Dr. Warner Miller is a Ph.D. physicist and retired Air Force officer who ran the Joint U.S. Air Force-Department of Energy Quantum Physics Lab at Kirtland AFB. He says, “Secure encrypted communications have always been a cornerstone of preserving freedom and this is becoming more true in this emerging interconnected world of ours.”
Miller, who now teaches at Florida Atlantic University, notes that Winston Churchill directed a focused research effort to crack the German “Enigma Code” which eventually cracked their war machine. He’s right. At the beginning of World War II, Nazi Germany’s “Enigma Code” appeared unbreakable. As shown in the recent movie, “The Imitation Game,” the British brought together the best cryptographers and mathematicians and in the end, under the genius of Alan Turing, built a machine to crack the Nazi’s Enigma machine.
While a number of the British codebreakers were already assembled at Bletchley Park when he became Prime Minister in May of 1940, it was Churchill’s personal involvement and leadership that made a big difference. Churchill made sure they had whatever resources they needed and that the best minds were recruited to the effort. In fact, when Turing and other cryptographers made a request for specific resources, Churchill immediately granted it. Further, he engaged directly with the cryptanalysts and would even visit personally to boost their morale. Sir Winston knew the stakes and that his personal leadership was required. The significance of the effort at Bletchley Park in breaking the Enigma Code is best summed up in a letter at the end of the war by then General Dwight Eisenhower, which was recently made public. Ike called the effort of “priceless value” and said it “saved countless British and American lives and, in no small way, contributed to the speed with which the enemy was routed and eventually forced to surrender.”

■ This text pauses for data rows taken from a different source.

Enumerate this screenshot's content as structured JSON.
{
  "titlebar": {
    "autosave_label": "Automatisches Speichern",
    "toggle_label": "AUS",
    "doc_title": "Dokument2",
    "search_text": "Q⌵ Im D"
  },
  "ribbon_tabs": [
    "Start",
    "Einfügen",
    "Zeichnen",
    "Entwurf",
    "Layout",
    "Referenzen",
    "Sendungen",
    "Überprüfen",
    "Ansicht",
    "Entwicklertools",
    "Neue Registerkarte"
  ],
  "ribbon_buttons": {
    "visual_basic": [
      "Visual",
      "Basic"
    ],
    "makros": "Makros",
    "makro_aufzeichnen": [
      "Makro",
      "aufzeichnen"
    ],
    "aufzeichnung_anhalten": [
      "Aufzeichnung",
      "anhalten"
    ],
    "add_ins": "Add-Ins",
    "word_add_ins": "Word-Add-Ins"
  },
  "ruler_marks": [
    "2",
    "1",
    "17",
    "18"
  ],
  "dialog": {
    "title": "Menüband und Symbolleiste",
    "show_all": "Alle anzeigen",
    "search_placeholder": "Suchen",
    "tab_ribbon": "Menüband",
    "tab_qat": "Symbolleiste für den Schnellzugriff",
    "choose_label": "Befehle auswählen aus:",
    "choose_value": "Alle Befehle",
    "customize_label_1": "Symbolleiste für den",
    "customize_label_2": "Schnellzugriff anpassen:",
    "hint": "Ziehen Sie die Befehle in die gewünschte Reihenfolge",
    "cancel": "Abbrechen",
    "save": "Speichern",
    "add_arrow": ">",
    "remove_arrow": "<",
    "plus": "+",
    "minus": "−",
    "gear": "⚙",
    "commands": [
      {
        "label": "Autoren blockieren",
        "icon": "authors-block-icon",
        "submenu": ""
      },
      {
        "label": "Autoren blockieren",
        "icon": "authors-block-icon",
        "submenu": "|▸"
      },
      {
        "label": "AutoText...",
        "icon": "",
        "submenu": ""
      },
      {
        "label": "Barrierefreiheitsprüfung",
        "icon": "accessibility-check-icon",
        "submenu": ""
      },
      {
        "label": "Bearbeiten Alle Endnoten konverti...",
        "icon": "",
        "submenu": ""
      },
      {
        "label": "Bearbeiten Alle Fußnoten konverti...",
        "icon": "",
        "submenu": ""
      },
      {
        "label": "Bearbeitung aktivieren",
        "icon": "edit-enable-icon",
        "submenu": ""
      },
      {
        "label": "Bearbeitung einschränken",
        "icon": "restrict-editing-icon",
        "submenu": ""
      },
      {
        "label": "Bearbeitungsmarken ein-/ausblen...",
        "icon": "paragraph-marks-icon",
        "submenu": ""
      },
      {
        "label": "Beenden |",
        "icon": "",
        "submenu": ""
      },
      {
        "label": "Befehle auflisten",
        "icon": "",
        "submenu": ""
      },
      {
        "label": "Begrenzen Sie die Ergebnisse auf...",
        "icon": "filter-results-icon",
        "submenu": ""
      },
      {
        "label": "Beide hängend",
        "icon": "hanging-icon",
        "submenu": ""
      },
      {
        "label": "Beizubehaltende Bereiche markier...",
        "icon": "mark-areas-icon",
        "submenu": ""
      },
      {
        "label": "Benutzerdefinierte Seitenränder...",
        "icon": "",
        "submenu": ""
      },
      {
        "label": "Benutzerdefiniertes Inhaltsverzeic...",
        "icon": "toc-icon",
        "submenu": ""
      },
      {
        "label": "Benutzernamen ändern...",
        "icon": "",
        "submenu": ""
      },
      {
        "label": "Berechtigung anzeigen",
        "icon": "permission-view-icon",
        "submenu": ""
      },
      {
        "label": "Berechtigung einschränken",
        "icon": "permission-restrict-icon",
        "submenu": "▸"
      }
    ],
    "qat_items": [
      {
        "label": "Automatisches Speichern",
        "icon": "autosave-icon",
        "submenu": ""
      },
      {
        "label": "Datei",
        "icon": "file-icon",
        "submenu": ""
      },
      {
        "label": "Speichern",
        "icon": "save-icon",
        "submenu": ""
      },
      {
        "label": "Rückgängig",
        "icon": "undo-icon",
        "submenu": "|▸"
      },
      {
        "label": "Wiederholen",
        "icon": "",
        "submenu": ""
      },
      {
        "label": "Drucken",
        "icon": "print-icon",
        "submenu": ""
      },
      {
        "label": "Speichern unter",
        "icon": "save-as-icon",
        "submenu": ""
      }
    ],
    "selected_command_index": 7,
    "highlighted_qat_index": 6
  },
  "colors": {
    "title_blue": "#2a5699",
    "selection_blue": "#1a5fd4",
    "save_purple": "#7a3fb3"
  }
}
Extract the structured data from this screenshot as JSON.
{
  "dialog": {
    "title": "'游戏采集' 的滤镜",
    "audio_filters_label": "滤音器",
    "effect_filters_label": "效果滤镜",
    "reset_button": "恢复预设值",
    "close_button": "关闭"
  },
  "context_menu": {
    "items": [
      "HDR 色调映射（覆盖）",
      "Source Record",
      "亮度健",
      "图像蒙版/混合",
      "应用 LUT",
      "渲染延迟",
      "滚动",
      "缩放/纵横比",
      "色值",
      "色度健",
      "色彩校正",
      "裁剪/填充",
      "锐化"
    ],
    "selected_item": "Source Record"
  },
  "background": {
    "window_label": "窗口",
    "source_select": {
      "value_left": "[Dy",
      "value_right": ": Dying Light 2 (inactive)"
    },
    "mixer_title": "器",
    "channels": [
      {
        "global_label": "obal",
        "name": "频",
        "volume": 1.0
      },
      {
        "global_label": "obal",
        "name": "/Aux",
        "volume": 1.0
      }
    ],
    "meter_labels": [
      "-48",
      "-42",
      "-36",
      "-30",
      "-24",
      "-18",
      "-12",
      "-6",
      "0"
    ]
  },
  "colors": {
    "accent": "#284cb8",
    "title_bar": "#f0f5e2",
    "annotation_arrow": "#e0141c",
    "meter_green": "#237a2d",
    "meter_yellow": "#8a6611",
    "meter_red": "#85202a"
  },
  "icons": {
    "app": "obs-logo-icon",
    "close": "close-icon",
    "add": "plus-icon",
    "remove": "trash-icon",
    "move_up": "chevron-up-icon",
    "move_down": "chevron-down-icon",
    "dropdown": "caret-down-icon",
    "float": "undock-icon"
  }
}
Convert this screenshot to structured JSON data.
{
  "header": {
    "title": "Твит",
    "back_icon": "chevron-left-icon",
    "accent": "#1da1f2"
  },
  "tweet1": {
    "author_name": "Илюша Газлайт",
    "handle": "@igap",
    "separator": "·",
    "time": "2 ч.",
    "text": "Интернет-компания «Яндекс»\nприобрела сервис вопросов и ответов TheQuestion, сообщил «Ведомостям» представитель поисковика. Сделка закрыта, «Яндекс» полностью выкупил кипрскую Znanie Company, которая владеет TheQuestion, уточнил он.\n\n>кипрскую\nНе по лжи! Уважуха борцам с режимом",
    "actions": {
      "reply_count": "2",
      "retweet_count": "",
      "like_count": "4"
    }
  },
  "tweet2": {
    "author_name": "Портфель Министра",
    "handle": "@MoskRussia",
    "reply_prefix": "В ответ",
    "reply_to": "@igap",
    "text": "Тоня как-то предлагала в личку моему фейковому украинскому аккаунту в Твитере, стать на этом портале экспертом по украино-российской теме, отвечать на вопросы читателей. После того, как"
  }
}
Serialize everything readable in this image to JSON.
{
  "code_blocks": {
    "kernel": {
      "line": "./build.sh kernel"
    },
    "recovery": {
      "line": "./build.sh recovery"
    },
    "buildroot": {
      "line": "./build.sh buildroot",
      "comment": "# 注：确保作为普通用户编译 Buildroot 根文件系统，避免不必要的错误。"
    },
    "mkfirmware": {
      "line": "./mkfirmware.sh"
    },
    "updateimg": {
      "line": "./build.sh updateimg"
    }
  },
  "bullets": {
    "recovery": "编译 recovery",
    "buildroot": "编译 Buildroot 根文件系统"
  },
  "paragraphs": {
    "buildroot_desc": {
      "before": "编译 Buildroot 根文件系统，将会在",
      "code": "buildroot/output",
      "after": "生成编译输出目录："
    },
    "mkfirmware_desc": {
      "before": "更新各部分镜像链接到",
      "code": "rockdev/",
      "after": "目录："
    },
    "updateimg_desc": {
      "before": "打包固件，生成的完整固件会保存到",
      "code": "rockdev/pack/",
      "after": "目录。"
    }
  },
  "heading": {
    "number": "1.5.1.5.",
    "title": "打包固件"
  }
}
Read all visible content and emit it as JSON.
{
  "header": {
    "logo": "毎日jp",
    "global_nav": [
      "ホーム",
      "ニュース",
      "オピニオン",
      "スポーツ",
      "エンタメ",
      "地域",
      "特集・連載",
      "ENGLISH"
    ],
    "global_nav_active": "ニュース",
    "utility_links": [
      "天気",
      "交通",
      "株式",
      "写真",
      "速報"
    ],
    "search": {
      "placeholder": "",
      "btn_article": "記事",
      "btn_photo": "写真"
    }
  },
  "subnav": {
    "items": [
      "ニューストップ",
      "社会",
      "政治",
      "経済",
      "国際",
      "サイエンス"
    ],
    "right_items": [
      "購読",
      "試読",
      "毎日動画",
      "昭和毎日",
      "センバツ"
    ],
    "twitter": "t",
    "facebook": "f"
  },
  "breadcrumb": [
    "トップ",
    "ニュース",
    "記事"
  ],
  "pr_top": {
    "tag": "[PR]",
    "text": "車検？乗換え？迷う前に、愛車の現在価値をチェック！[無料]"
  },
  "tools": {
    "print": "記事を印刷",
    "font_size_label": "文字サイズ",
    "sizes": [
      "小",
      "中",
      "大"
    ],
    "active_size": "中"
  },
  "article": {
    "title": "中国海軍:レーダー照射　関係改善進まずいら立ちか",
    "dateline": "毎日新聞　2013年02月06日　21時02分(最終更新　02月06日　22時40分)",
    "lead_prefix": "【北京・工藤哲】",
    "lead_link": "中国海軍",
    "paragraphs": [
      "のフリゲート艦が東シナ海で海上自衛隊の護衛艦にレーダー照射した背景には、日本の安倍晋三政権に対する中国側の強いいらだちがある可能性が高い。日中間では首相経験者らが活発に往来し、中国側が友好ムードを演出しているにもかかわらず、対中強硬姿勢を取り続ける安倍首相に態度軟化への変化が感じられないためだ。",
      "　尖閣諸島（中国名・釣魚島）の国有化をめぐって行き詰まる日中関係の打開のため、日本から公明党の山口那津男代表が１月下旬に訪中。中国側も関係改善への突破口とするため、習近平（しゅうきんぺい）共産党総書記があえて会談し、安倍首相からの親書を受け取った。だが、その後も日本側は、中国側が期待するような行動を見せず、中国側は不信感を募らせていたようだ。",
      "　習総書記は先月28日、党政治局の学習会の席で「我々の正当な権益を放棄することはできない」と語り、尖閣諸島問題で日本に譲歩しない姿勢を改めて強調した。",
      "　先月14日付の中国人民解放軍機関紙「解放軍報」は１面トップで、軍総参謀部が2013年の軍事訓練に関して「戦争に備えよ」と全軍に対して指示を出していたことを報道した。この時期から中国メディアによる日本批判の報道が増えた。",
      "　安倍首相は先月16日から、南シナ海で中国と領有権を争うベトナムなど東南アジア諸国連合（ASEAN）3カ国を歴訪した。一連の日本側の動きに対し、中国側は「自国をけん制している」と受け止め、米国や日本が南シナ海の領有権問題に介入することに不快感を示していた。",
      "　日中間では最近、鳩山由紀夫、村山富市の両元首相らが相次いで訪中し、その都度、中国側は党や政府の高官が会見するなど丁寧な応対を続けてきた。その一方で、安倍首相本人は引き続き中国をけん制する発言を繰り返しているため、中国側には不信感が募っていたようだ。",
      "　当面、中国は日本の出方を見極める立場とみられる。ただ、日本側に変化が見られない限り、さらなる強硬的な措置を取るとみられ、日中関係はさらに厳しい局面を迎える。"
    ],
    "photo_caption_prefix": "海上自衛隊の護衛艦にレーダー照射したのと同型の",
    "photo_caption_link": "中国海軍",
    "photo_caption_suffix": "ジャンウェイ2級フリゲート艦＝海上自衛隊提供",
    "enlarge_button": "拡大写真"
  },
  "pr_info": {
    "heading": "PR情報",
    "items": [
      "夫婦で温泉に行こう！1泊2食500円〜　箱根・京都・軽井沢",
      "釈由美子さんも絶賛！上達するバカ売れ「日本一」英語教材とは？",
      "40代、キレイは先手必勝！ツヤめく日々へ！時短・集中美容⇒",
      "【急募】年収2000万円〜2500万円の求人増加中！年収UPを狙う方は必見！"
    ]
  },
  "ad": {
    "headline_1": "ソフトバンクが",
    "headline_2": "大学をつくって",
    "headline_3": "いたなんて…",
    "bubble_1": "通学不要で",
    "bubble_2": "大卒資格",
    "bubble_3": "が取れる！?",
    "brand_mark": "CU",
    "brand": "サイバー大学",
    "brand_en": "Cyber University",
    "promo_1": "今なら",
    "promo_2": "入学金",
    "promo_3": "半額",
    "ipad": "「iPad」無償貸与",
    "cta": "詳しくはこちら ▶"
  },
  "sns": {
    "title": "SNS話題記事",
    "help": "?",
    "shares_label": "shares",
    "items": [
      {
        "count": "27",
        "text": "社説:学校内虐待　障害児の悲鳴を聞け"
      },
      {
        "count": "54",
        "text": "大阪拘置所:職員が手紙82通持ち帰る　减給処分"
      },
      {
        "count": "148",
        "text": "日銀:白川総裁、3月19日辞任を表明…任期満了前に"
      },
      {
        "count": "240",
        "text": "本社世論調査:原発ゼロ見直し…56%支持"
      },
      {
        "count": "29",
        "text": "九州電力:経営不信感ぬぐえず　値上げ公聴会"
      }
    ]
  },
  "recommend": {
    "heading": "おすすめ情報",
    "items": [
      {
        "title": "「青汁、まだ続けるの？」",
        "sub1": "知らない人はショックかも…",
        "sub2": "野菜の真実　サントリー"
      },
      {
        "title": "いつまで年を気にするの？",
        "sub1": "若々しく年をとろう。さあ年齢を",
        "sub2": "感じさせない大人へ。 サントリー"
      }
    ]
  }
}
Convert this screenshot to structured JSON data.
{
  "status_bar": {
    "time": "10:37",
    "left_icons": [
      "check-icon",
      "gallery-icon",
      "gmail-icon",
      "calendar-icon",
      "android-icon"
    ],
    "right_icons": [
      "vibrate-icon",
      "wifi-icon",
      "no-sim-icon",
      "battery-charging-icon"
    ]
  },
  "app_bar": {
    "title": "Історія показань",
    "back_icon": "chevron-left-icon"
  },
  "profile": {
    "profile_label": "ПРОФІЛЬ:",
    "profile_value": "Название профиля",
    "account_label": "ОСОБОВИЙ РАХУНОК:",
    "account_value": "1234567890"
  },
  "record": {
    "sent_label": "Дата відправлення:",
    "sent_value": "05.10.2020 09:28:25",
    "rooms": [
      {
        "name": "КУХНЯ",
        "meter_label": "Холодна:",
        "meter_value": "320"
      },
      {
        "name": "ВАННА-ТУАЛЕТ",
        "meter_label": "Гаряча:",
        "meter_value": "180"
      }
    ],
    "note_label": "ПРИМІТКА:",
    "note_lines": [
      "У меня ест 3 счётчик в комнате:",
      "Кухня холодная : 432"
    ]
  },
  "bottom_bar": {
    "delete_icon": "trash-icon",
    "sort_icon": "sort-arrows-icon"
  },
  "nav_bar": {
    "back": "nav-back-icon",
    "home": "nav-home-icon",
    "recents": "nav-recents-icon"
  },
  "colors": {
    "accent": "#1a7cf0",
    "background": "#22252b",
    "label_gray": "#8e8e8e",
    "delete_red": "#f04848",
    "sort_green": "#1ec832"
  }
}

The “British Bulldog” gave us the framework to achieve victory. It’s a blueprint for President Trump to bring together America’s best minds in the science of quantum computing and random number generation. Let’s get our very best cryptologists, mathematicians and physicists together at one location like the Brits did at Bletchley Park. Let’s bring together America’s “Alan Turings” of this generation. Men and women like NIST’s Dr. Lily Chen, AFRL’s Dr. Paul Alsing, Dr. Warner Miller, and many others. Make sure they have the resources they need. They should continue to work there until the job is done. And just as Chief of MI6 Stewart Menzies oversaw the Bletchley Park effort that broke the Enigma Code for Churchill, President Trump can have his own national security lieutenant oversee this effort.
Today, whoever wins the “Cyber War” will have the upper hand in current and future conflicts. And whoever masters the science of quantum computing and random number generation will likely win the “Cyber War.” Losing this war is not an option. The good guys must win it now just as they did by cracking the Enigma Code in the 1940s.
Kim Jong Un’s recent cyber activities are a real wake-up call for America and the rest of the free world. It’s an opportunity, though, for American ingenuity to lead and win the cyber war for this and future generations.